Du côté des crampons, les ennuis continuent. Sans sou, sans soutien, sans espoir, l’équipe des Lions fait maintenant face à un coup dur : le sabotage mêlé de mépris. Mais pour le coach Taylor, il n’est pas question de baisser les bras. Avec l’aide unique de Buddy qui s’improvise alors commentateur de match, les Lions avancent.

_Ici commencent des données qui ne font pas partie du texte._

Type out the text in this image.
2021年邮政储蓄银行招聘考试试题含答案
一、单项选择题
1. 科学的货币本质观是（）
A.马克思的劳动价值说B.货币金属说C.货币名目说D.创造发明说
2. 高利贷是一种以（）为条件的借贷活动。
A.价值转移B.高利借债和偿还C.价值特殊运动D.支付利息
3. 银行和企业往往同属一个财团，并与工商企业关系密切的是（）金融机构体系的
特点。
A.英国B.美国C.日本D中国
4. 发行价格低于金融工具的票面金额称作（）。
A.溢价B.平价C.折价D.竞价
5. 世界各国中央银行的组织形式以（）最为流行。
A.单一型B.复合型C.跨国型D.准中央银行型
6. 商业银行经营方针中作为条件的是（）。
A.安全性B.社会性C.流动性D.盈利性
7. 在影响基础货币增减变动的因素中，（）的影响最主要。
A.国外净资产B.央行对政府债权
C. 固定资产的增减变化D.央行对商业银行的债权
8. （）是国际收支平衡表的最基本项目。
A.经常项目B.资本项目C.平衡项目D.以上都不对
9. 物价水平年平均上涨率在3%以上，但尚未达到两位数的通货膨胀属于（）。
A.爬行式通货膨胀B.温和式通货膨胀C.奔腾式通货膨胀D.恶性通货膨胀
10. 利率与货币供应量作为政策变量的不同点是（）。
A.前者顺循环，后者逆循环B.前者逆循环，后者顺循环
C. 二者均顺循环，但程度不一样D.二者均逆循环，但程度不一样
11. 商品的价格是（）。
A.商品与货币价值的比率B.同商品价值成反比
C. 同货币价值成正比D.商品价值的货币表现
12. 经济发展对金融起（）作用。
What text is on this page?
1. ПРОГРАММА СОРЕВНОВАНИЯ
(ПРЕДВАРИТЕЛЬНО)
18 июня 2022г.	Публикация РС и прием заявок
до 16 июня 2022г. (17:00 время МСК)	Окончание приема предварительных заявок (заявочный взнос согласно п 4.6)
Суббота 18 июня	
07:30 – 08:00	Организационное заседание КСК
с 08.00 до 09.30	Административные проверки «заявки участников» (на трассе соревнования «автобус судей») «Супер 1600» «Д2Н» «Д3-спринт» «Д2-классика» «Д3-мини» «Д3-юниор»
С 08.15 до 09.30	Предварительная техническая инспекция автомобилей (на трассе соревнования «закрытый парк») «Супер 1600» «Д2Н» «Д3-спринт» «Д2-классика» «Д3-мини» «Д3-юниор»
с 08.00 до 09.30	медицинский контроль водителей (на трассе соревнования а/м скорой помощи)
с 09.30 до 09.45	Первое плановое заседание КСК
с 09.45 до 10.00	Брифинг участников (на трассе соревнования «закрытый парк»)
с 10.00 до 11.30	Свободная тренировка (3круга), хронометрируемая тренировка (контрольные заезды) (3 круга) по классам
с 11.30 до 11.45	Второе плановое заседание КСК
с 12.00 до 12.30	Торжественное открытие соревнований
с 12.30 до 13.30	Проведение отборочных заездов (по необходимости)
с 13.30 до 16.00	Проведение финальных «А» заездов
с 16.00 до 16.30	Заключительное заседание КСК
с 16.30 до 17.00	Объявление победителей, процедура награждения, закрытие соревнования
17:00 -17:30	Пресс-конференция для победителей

Très vite mis au second plan cette storyline s’est recentrée sur le joueur Vince. D’épisode en épisode, le quaterback devient comme Smash, un personnage vif et troublant. Sa relation particulière avec une mère fragile et alcoolique (qui attire bien sûr la pitié, mais que pas), son attirance frustrée pour Jess, ainsi son dilemme posé par l’antagonisme entre ses amis voyous et ses devoirs sportifs inspirés par la figure bienfaitrice d’Eric font de lui un personnage qui gagne en complexité et donc en intérêt.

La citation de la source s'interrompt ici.